Voleurs en col blanc
Quels sont les bienfaits, alors qu’il est libre de tout son temps maintenant, prodigués par Aziz avec la fortune colossale qu’il revendique impudiquement avoir amassée dans un des pays les plus pauvres du Monde qu’il dirigea d’une main de fer durant quinze ans ? Quelques sacs de riz et bidons d’huile distribués, en son nom par des livreurs, à des nécessiteux en temps de COVID dans les quartiers périphériques de Nouakchott, a-t-on lu dans une certaine presse certainement sponsorisée…
Est-ce suffisant ou tout simplement décent de sa part, alors qu’un tiers de la richesse nationale a changé de main, pendant son triple quinquennat de gouvernance absolutiste, passant du statut de biens publics à celui de biens privatifs pour lui-même, sa famille directe, sa parentèle et/ou ses multiples prête-noms ? Une privatisation d’un pays et de ses ressources par la razzia, exactement comme au 19ème siècle, comme dit tantôt…

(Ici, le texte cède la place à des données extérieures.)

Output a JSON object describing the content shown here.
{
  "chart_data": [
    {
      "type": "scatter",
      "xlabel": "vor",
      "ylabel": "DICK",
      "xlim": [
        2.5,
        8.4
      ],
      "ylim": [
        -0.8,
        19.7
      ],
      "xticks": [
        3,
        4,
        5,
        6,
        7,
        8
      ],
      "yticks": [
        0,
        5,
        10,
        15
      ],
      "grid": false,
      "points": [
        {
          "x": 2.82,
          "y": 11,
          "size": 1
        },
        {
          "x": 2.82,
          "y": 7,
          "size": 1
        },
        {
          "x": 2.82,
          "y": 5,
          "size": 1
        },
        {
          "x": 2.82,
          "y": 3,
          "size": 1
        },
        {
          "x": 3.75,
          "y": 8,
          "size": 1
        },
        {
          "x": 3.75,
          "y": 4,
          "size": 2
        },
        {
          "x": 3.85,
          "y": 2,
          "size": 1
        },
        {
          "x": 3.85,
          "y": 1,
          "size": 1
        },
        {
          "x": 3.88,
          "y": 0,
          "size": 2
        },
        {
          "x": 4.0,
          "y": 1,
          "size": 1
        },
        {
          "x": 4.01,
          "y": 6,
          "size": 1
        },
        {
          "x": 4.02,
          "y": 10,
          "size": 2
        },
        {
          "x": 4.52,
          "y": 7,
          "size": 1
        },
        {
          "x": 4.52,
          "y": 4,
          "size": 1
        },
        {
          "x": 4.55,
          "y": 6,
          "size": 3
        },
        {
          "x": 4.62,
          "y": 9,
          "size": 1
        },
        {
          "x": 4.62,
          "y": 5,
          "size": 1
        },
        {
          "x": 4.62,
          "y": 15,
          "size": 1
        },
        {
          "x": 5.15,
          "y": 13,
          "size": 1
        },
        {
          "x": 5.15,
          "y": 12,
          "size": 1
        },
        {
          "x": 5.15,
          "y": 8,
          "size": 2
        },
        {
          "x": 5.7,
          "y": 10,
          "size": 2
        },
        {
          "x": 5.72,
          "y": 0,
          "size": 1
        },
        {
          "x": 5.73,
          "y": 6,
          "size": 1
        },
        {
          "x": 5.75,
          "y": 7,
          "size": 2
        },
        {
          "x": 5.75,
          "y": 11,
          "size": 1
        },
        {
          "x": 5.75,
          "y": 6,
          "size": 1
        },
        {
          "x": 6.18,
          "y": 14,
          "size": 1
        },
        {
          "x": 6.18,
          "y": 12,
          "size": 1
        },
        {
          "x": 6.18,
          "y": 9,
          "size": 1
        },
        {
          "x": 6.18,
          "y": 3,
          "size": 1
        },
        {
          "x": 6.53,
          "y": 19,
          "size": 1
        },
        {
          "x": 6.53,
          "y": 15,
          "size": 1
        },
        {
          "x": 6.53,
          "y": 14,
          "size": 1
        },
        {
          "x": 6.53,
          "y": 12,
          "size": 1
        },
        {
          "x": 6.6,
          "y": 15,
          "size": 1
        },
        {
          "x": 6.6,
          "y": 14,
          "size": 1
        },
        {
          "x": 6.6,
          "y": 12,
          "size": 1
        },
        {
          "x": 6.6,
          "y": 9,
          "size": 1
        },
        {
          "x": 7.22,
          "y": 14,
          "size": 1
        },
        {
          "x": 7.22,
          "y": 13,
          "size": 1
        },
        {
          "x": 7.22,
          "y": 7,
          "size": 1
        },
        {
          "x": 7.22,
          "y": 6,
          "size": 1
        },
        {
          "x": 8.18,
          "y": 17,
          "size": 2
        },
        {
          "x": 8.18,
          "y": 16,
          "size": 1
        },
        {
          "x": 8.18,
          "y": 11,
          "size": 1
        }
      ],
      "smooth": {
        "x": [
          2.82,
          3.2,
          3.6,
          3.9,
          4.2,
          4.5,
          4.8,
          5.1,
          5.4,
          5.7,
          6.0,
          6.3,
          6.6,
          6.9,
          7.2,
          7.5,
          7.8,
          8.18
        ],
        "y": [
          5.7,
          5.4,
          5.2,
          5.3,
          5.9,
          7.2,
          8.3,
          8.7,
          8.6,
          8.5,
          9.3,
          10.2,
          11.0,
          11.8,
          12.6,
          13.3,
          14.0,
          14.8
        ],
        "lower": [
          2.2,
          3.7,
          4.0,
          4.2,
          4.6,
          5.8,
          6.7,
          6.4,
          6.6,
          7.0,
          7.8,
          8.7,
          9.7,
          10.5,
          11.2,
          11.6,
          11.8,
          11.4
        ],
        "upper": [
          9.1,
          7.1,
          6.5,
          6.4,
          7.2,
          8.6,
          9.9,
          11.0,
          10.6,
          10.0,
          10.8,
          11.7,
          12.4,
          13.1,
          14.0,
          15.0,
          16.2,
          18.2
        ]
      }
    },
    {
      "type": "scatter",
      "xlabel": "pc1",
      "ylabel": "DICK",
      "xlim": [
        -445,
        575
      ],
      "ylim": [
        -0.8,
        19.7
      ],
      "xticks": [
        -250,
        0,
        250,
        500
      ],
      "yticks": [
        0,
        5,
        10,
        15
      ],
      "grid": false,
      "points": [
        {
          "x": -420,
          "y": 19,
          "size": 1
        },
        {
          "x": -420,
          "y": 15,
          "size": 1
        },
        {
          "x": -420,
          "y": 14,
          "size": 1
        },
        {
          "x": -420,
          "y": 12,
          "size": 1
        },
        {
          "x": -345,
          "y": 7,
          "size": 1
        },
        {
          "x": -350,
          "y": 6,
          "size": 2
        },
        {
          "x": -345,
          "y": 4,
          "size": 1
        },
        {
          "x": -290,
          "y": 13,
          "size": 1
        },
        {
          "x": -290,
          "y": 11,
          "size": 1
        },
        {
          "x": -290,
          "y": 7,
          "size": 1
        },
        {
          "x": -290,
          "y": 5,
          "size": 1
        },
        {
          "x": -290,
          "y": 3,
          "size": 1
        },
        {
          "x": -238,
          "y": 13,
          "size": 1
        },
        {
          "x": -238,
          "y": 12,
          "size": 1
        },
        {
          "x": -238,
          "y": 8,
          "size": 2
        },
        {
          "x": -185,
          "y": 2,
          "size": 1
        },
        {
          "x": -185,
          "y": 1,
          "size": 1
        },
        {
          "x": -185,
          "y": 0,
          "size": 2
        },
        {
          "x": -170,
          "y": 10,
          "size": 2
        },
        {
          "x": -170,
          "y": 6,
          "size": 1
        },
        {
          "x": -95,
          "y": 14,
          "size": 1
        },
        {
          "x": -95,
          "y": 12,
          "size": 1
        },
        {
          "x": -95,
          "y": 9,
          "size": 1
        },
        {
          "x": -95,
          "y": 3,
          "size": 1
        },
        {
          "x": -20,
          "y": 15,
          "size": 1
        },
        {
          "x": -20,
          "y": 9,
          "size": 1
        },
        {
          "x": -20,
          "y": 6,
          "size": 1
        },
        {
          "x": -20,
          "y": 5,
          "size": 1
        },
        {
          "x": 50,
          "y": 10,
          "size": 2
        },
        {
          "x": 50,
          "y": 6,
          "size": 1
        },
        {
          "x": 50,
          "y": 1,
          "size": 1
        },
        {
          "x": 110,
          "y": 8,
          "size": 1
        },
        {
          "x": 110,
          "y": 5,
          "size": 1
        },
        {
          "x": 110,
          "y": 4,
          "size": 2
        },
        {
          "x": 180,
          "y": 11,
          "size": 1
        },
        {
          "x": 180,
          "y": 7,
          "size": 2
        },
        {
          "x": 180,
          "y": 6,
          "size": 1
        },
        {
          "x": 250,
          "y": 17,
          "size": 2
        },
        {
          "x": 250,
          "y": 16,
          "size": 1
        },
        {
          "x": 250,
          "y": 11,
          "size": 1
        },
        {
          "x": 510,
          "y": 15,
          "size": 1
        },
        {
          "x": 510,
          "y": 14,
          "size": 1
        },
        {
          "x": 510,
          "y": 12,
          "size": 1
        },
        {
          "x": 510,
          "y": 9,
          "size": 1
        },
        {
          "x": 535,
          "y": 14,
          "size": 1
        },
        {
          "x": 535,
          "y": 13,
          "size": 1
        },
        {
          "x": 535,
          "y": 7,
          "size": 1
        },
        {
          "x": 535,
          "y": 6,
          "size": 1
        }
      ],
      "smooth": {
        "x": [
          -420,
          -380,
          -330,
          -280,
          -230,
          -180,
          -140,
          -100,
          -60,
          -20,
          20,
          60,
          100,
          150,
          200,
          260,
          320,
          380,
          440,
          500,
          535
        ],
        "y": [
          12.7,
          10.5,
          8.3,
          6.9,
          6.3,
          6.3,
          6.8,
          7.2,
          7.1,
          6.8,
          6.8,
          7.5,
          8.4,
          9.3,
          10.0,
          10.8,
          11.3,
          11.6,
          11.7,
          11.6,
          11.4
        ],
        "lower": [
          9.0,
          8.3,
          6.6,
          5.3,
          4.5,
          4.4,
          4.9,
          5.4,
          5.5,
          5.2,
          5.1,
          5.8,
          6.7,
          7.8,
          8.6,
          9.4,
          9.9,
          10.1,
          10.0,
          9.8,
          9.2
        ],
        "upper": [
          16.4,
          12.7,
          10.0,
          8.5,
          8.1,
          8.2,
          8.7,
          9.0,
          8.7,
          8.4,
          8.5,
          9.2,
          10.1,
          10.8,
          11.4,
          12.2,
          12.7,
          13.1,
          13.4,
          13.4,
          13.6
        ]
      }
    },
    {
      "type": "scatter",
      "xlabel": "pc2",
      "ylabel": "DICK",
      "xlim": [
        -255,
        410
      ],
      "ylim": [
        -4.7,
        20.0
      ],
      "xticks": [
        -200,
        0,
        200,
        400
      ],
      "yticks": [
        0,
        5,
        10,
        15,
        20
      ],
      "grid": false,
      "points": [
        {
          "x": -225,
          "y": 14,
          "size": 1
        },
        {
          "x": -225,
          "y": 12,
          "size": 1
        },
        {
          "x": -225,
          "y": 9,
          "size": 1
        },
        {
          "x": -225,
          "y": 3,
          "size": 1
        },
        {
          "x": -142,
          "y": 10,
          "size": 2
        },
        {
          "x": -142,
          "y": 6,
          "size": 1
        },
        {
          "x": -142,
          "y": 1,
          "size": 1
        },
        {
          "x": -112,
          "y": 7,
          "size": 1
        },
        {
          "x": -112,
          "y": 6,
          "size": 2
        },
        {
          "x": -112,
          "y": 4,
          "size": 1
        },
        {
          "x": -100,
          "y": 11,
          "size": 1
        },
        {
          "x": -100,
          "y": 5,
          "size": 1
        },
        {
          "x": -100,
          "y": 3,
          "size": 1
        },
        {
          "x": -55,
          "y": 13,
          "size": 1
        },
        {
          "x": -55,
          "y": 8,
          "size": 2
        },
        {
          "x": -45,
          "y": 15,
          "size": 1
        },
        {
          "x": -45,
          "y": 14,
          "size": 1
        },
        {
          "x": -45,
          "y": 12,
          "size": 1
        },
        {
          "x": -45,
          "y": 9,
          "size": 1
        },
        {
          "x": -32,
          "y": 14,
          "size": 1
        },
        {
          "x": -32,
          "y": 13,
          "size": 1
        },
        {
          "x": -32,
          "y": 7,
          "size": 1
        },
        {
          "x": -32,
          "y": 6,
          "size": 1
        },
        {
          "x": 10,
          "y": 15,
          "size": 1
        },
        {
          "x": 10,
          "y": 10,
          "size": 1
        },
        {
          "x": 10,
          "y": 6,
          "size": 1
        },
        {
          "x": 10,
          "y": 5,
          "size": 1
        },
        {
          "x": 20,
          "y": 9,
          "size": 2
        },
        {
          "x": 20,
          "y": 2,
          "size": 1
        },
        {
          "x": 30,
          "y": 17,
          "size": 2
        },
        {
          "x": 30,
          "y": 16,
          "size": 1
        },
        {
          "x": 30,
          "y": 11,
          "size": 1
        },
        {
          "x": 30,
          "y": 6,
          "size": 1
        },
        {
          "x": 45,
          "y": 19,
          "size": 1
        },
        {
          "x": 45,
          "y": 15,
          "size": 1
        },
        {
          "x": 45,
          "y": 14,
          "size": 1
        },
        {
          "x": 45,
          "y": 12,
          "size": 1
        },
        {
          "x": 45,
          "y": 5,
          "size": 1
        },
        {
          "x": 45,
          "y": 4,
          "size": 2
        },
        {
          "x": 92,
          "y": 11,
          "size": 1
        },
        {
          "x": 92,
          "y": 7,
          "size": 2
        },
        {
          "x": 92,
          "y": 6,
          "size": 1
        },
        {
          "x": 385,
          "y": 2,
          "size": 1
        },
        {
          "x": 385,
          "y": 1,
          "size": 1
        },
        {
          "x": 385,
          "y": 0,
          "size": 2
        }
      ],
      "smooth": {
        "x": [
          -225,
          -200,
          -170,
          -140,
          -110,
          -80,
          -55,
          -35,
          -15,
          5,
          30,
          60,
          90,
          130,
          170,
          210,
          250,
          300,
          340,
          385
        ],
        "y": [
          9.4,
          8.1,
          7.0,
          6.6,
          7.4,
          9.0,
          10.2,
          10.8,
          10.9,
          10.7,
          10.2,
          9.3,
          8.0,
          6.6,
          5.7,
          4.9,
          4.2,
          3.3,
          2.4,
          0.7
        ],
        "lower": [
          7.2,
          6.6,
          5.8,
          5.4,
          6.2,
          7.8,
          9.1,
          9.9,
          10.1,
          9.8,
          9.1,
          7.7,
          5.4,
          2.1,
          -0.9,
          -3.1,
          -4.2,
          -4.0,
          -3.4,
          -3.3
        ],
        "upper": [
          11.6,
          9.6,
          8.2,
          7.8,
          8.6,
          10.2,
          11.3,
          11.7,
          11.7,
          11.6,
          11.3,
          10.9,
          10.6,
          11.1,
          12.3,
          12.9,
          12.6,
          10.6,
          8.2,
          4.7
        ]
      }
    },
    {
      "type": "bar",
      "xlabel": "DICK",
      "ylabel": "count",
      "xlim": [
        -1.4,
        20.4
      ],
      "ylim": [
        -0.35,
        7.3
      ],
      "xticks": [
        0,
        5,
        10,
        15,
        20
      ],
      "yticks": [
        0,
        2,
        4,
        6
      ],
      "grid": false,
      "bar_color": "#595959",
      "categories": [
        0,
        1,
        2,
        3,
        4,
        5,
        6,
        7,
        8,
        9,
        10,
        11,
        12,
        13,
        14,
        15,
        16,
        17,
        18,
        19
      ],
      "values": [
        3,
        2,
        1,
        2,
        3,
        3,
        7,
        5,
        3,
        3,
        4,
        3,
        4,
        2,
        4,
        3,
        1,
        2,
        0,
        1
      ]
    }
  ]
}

Que faire face à cette tragédie mauritanienne ? Juger, emprisonner Aziz, femme et enfants, parentèle, courtiers, applaudisseurs et autres légions de fonctionnaires serviles qui ont exécuté ses basses œuvres, suite à des ordres, téléphoniques pour la plupart, reçus sans les discuter et sans crainte du jugement des hommes ici-bas, avant celui d’Allah ? Avec tout ce beau linge habitué à la climatisation centrale sans payer les factures de la SOMELEC, a contrario de tous les autres Mauritaniens, il y aurait alors de quoi peupler de voleurs en col blanc une aussi vaste région que le désert de Lemreyye. Mais à quoi bon ? Que tireraient les pauvres nomades Hmounatt et autres éleveurs peulhs, de cette prise de guerre contre la corruption secret de polichinelle du régime azizien ? Rien ou si peu, au meilleur des cas… Les Mauritaniens de là-bas qui n’ont même pas de radio en entendraient-ils seulement parler, quand bien même ce procès « historique » serait retentissant au niveau local et international, s’il advenait un jour.
Ne vaudra-t-il pas mieux trouver un modus vivendi avec le Parrain, comme le font les USA avec leurs mafiosos : que lui et ses sbires restituent à la Mauritanie tout ce qui est possible à recouvrer de leurs biens mal acquis, placés ici et à l’étranger, et les bannir ad vitam aeternam de tout retour aux affaires publiques et/ou privées. N’était-ce pas ainsi que l’on réglait jadis les contentieux nés des razzias ?
Sans le pouvoir et l’argent, la liberté en Mauritanie leur sera encore plus amère que la prison et plus économique pour le budget de l’État qu’entretenir une cohorte de voleurs. Pour la plupart, ils finiront certainement leur vie, apatrides anonymes dans un pays de refuge quelconque, arabe probablement, là où finissent en général les dictateurs et les voleurs patentés du monde arabo-musulman, comme Ben Ali de Tunisie ou Nawaz Sharif du Pakistan. Bon débarras…
Puis tourner cette page sombre dans l’édification de l’État-nation et panser notre traumatisme collectif. Telle est ma modeste contribution au débat suscité par cette prédation hors norme et mon intime conviction de la suite à donner à cette main basse sans précédent sur les ressources d’un pays qui en a tant besoin pour améliorer la vie du plus grand nombre, au lieu de gaver une oligarchie déjà repue, tout en passant notre temps à quémander perpétuellement l’aide internationale. Mais surtout prévenir, dès à présent, tous les gestionnaires des biens publics, à commencer par l’actuel Homme fort Ghazwani, sa tribu et ceux qui les suivront : Plus jamais ça ! Et qui vivra verra.